Può darsi che Kotoshogiku non abbia le credenziali per vincere lo yusho, esistono dei limiti attuali al sumo di Kakuryu, Kotooshu non trova più le motivazioni per esprimere un sumo appena più decente; questi argomenti li abbiamo trattati ampiamente e li analizzeremo ancora tra due mesi, ma il vero problema rimane Kisenosato, al quale dovremmo dedicare un forum psichiatrico a parte.
Baruto ha fatto una discreta figura, secondo me, ed ha provato seriamente a battere Hakuho, sfiancandolo come pochi altri sono riusciti a fare. Ma l’estone non ha un’intera nazione, oltretutto ospitante e patria del sumo, che attende da anni uno Yokozuna indigeno, mentre Kisenosato ha proprio questa responsabilità sulle spalle e non sembra riuscire a sopportarne il carico. Abbiamo tutti commentato durante quest’ultimo Torneo, e durante ogni altro Torneo, la fragilità del Kid, che passa con disinvoltura disarmante dal ruolo di predestinato a quello campione mancato. Certe sconfitte sono avvilenti, quasi mortificanti. Due mesi fa aveva lo yusho a portata di mano ed ha fallito un’occasione che difficilmente si riproporrà in quegli stessi termini. Trovo stucchevole incitarlo ancora, perché anche a Nagoya ha ripetuto gli stessi errori di sempre.

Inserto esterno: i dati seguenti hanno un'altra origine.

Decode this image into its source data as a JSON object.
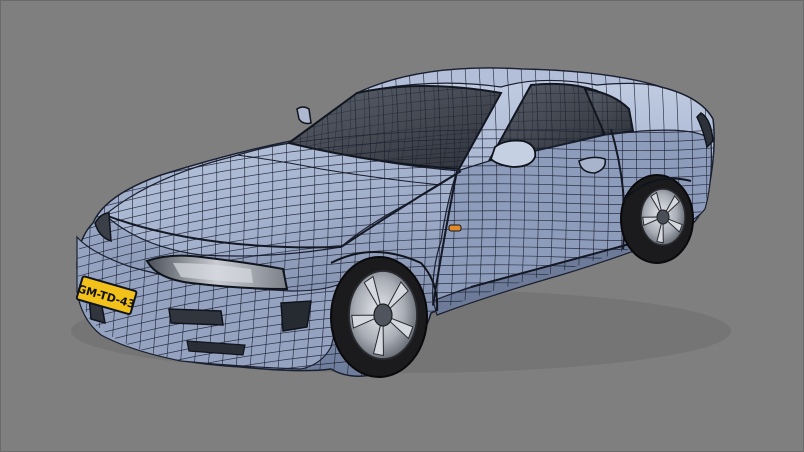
{
  "viewport": {
    "background": "#7f7f7f"
  },
  "model": {
    "subject": "car-wireframe-render",
    "body_color": "#9aa9c7",
    "body_highlight": "#c2cde3",
    "body_shadow": "#5d6b8a",
    "wire_color": "#1a2030",
    "glass_color": "#3e434d",
    "tire_color": "#1b1b1d",
    "rim_color": "#bcc0c8",
    "plate_color": "#f2c21a",
    "indicator_color": "#e08a2a"
  },
  "license_plate": {
    "text": "GM-TD-43"
  }
}
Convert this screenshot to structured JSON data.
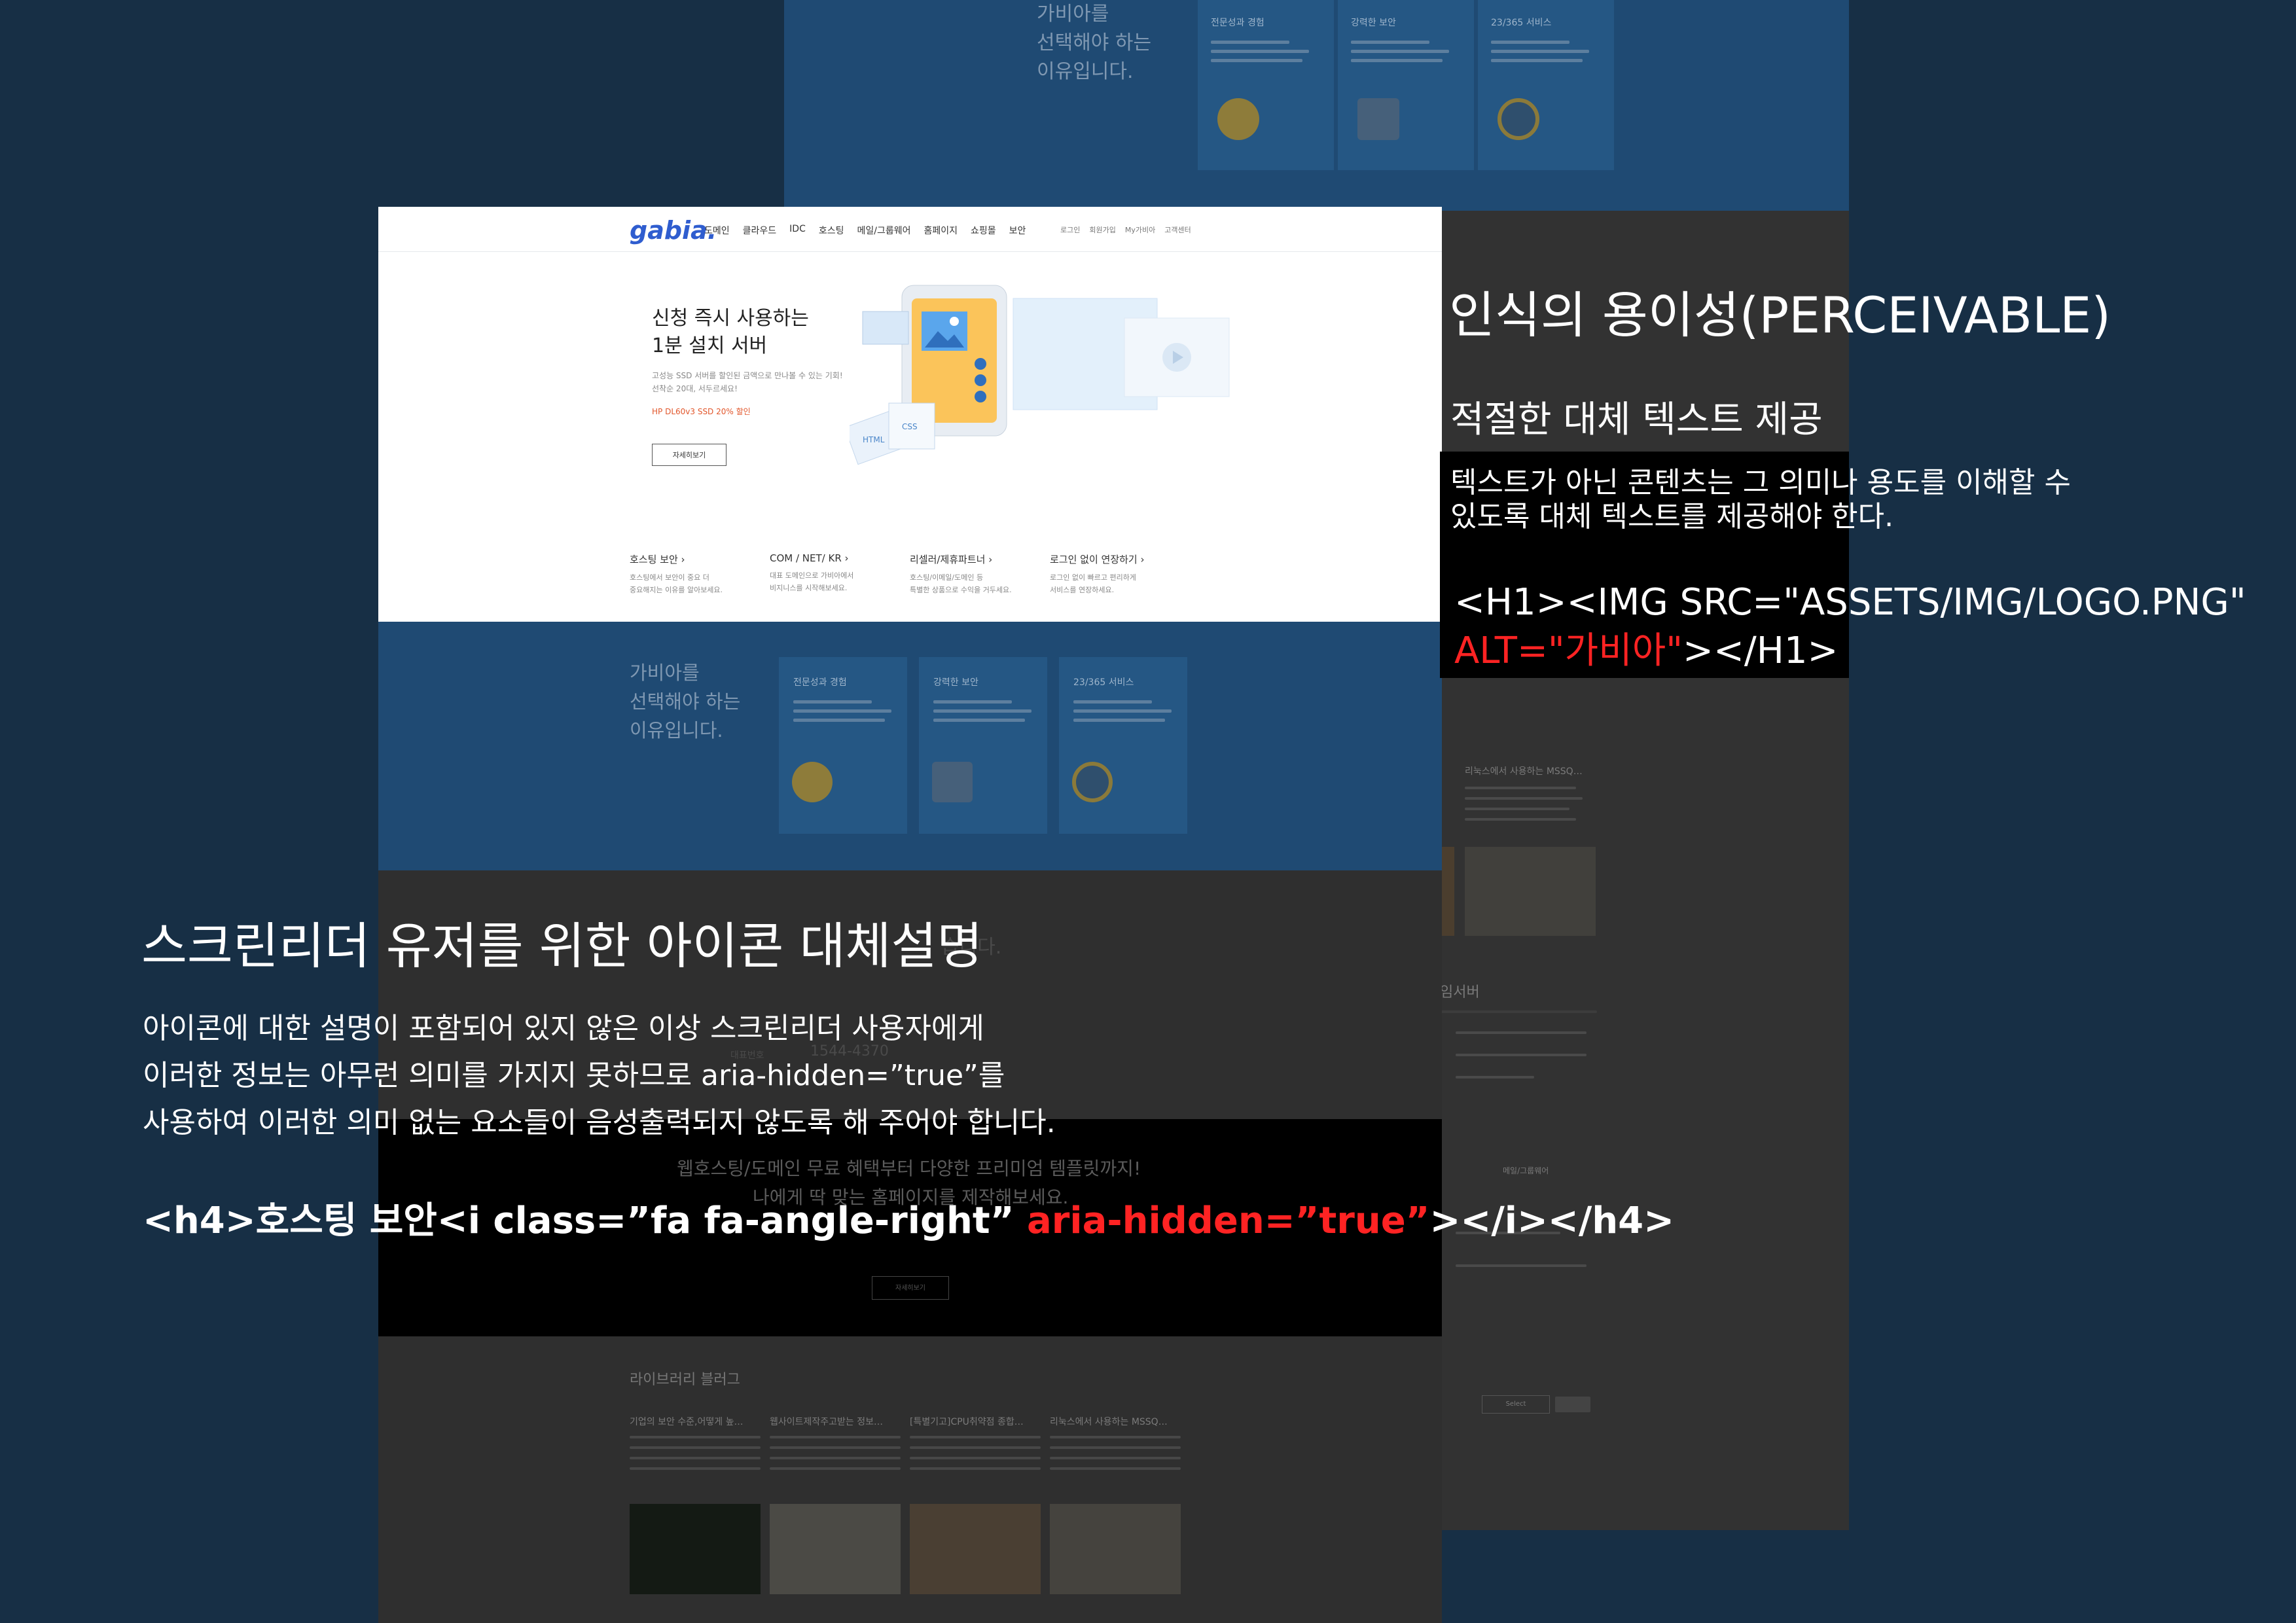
{
  "bg_top": {
    "title": "가비아를\n선택해야 하는\n이유입니다.",
    "cards": [
      "전문성과 경험",
      "강력한 보안",
      "23/365 서비스"
    ]
  },
  "gnb": {
    "logo": "gabia.",
    "menu": [
      "도메인",
      "클라우드",
      "IDC",
      "호스팅",
      "메일/그룹웨어",
      "홈페이지",
      "쇼핑몰",
      "보안"
    ],
    "util": [
      "로그인",
      "회원가입",
      "My가비아",
      "고객센터"
    ]
  },
  "hero": {
    "title": "신청 즉시 사용하는\n1분 설치 서버",
    "desc": "고성능 SSD 서버를 할인된 금액으로 만나볼 수 있는 기회!\n선착순 20대, 서두르세요!",
    "promo": "HP DL60v3 SSD 20% 할인",
    "button": "자세히보기"
  },
  "features": [
    {
      "title": "호스팅 보안 ›",
      "desc": "호스팅에서 보안이 중요 더\n중요해지는 이유를 알아보세요."
    },
    {
      "title": "COM / NET/ KR ›",
      "desc": "대표 도메인으로 가비아에서\n비지니스를 시작해보세요."
    },
    {
      "title": "리셀러/제휴파트너 ›",
      "desc": "호스팅/이메일/도메인 등\n특별한 상품으로 수익을 거두세요."
    },
    {
      "title": "로그인 없이 연장하기 ›",
      "desc": "로그인 없이 빠르고 편리하게\n서비스를 연장하세요."
    }
  ],
  "why": {
    "title": "가비아를\n선택해야 하는\n이유입니다.",
    "cards": [
      "전문성과 경험",
      "강력한 보안",
      "23/365 서비스"
    ]
  },
  "grey_section": {
    "tail_text": "습니다.",
    "phone_label": "대표번호",
    "phone": "1544-4370"
  },
  "black_section": {
    "line1": "웹호스팅/도메인 무료 혜택부터 다양한 프리미엄 템플릿까지!",
    "line2": "나에게 딱 맞는 홈페이지를 제작해보세요.",
    "button": "자세히보기"
  },
  "library": {
    "title": "라이브러리 블러그",
    "posts": [
      "기업의 보안 수준,어떻게 높…",
      "웹사이트제작주고받는 정보…",
      "[특별기고]CPU취약점 종합…",
      "리눅스에서 사용하는 MSSQ…"
    ]
  },
  "right_page": {
    "post": "리눅스에서 사용하는 MSSQ…",
    "server_label": "임서버",
    "mail_label": "메일/그룹웨어",
    "select_label": "Select"
  },
  "perceivable": {
    "heading": "인식의 용이성(PERCEIVABLE)",
    "subheading": "적절한 대체 텍스트 제공",
    "description": "텍스트가 아닌 콘텐츠는 그 의미나 용도를 이해할 수\n있도록 대체 텍스트를 제공해야 한다.",
    "code_line1": "<H1><IMG SRC=\"ASSETS/IMG/LOGO.PNG\"",
    "code_alt": "ALT=\"가비아\"",
    "code_end": "></H1>"
  },
  "screen_reader": {
    "heading": "스크린리더 유저를 위한 아이콘 대체설명",
    "description": "아이콘에 대한 설명이 포함되어 있지 않은 이상 스크린리더 사용자에게\n이러한 정보는 아무런 의미를 가지지 못하므로 aria-hidden=”true”를\n사용하여 이러한 의미 없는 요소들이 음성출력되지 않도록 해 주어야 합니다.",
    "code_start": "<h4>호스팅 보안<i class=”fa fa-angle-right” ",
    "code_aria": "aria-hidden=”true”",
    "code_end": "></i></h4>"
  }
}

Il Kyokai avrà molti problemi ad assemblare il nuovo banzuke, lo abbiamo detto un pò tutti, e ci saranno delle forzature inevitabili, con qualche posizione assegnata in modo meno atteso del solito. Tutte le ipotesi sono valide e sono curioso di vedere chi si avvicinerà di più alla logica del NSK: il premio sarà una speciale menzione nella sansho list.